Page 2 of The Last Option


Font Size:  

“Yes, we can talk later.”

Later was never going to come. It was time to leave this party and find a gym. She blinked back the tears until she got to the company elevator. When the doors closed, she slumped against the wall, breathing hard in the luxurious box. It wasn’t the front of the hotel, but the employee elevators were still posh. Jessica realized she had made it out just in time. By now someone would have asked Ms. Prince who is going to fill the position and by now they would have figured out it wasn’t her. The sympathy looks would have started, ‘passed over again’.

Jessica stepped out of the elevator and stood in the empty lobby at the back of the hotel. She pulled out her phone and dialed Beth.

“Welcome, we are always open for you,” Beth said in sultry voice.

“I didn’t get it,” Jessica whispered.

“It’s not often that I offer this, but I can get to the office and make her fall in love with me and then dump her.”

Jessica snorted at the optics.

“No, but thank you for offering,” she sniffed.

“You know I would have offered to knock her out but the whole modeling thing, not wanting to damage my body, you know?”

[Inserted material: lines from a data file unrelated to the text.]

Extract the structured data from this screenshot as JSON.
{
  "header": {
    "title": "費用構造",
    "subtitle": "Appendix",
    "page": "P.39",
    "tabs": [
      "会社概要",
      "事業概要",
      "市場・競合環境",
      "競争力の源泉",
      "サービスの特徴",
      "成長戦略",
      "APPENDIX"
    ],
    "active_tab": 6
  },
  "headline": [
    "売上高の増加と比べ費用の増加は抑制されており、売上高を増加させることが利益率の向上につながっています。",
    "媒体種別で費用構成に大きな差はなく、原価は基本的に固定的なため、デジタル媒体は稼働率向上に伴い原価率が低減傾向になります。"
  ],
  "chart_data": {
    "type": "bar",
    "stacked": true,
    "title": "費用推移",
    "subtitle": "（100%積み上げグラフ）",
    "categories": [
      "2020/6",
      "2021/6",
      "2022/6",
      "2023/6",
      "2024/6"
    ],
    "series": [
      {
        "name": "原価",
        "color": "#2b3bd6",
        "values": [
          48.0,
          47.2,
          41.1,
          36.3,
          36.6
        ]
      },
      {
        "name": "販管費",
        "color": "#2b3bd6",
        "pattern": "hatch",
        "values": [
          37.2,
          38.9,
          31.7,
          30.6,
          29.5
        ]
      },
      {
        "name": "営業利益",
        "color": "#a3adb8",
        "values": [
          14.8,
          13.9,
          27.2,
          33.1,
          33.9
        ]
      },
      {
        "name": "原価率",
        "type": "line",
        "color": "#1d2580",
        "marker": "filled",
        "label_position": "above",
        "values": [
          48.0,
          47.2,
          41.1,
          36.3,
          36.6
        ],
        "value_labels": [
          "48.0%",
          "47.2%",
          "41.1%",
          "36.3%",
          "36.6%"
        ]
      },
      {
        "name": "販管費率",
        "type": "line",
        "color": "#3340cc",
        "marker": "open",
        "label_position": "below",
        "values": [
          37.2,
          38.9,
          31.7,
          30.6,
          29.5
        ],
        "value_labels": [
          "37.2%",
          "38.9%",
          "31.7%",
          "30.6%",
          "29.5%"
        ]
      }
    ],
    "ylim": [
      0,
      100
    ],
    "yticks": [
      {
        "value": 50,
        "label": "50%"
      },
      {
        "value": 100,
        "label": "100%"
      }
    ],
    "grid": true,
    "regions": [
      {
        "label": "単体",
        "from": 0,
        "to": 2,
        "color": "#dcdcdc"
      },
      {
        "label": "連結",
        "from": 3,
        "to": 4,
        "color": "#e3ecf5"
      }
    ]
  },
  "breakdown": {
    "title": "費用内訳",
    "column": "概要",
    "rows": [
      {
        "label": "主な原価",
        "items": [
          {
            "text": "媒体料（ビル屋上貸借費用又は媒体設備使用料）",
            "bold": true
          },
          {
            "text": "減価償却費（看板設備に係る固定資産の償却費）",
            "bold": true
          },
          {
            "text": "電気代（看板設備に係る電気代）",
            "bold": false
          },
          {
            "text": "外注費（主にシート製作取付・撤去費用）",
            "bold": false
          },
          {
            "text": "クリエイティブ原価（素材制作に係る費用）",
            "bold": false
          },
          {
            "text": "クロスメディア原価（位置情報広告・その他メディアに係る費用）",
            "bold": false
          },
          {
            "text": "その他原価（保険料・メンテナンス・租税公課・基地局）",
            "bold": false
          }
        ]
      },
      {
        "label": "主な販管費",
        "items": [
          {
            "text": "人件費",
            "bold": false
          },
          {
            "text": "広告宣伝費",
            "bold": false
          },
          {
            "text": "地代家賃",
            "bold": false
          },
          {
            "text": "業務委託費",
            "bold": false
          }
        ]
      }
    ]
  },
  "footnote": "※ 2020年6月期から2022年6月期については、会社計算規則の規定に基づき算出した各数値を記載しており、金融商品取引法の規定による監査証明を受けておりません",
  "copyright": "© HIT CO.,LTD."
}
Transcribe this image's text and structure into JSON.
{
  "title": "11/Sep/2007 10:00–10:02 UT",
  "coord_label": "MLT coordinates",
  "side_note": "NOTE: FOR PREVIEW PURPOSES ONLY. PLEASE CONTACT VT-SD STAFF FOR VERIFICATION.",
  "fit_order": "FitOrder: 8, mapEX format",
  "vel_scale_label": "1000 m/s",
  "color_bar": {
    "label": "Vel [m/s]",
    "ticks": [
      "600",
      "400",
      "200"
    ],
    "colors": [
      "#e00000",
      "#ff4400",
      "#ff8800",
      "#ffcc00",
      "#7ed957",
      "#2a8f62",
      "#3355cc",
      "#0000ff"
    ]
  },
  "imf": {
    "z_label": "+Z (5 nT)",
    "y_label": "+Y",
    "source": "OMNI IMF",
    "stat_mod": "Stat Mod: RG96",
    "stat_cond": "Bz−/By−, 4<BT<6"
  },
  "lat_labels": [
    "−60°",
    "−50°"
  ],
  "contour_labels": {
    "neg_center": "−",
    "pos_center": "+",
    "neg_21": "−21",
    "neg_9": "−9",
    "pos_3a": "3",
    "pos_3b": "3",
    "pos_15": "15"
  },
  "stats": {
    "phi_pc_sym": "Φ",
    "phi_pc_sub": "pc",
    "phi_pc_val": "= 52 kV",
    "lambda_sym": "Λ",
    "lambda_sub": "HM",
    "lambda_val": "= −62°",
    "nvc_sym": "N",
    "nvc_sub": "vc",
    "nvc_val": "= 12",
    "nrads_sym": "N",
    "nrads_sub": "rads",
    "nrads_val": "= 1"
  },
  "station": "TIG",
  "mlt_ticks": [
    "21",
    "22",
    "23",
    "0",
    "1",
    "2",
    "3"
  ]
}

“Yeah, I know it’s hard being gorgeous,” Jessica joked, with her bestie who was a model.

“You coming over so we can watch tearjerker romances and contemplate what ever happened to the Errol Flynn’s of the world?”

Jessica thought about it and then decided not to.

“I’m going to go to the Boathouse,” Jessica said.

“The karaoke place by your job?”

“Yes, I’m not ready to go home yet and everyone is in the board room. The food is still arriving, so they’ll be occupied for a bit.”

“I can get dressed and —”

“No, but thanks bestie. I’ll talk to you later.”

Jessica gave it some thought, and she knew she was right. She would take a little time and regroup and then make some decisions. Maybe then she wouldn’t hear Ms. Prince’s words in her head about finding someone qualified.

She was qualified. She was spontaneous and she was not stuck in a rut.

She called an uber and when it arrived, she told the driver where to go.

“To the Boathouse please.” Jessica sat back and thought about the Boathouse. She’d be able to sing and lose herself in a crowd of strangers. Maybe at the end she’d find enough courage to give her walking papers to Ms. Princess, I mean Ms. Prince!

* * *

Being around happy people didn’t make you a happy person.

Brian Cholan was sitting at a table in the middle of a karaoke bar wondering when did his life go off the rails. All around him people were laughing and singing songs from the 80s and all he could think about was he didn’t even own a suit to go into a corporate office. Nothing good came from wearing a suit. You had to wear one to your funeral. You had to wear one to a wedding, which in Brian’s point of view was a different kind of death. Originally, he had promised he wouldn’t be wearing any suits in this lifetime. In fact, Brian had gone into accounting, so he’d be left alone.

Well, all of that changed today. It was the butterfly effect in the worst way. Somewhere out there, in the big wide world, a man followed his heart and got on a plane to Hawaii. Then, from Hawaii a wind pushed a woman closer to him and they both decided to rediscover life and on that wind, the story was told to a woman in a very big house on Long Island, NY. When she heard of what had happened, she had donned her great V.P. initials and all the others scurried away on the winds of fear until the shadow of her authority fell upon him, Brian Cholan. He would comply or lose his job and part of the job was to put on a dreaded suit. Brian shook his head at his situation. He was about to leave when he heard someone tap the mike to do a song.

“No, no I’m alone and I already loaded up the song I want to sing,” the woman said. Then in the most screeching voice he had ever heard, Brian heard a woman sing the sun will come out tomorrow. It was heartfelt, sincere and the worst singing he had ever heard. Brian was sure fighting cats sounded more harmonious and on key.

She was a nice plain girl, the kind his mother would have told him to marry. He didn’t know what had happened but whatever it was the girl was singing her heart out and reaching for her confidence and independence again. Brian realized he needed to see the underdog win at something. When the caterwauling was done, he got up to shake the young woman’s hand and tell her it was going to be alright. When he got to the stage the woman looked down at him and gasped.

“Oh, my goodness, not you! You don’t belong here!”

Brian let his hand fall by his side. Okay, maybe it wasn’t going to be alright. He wasn’t used to people having such a strong negative reaction to him. Beautiful lips were pulled back in horror and the young woman was shaking her head so much, tendrils of hair slipped out. Around him others were starting to look at him as if he had done something.

“Um, Miss, do we know each other?” Brian asked. Then it was like a light switch went off in the woman.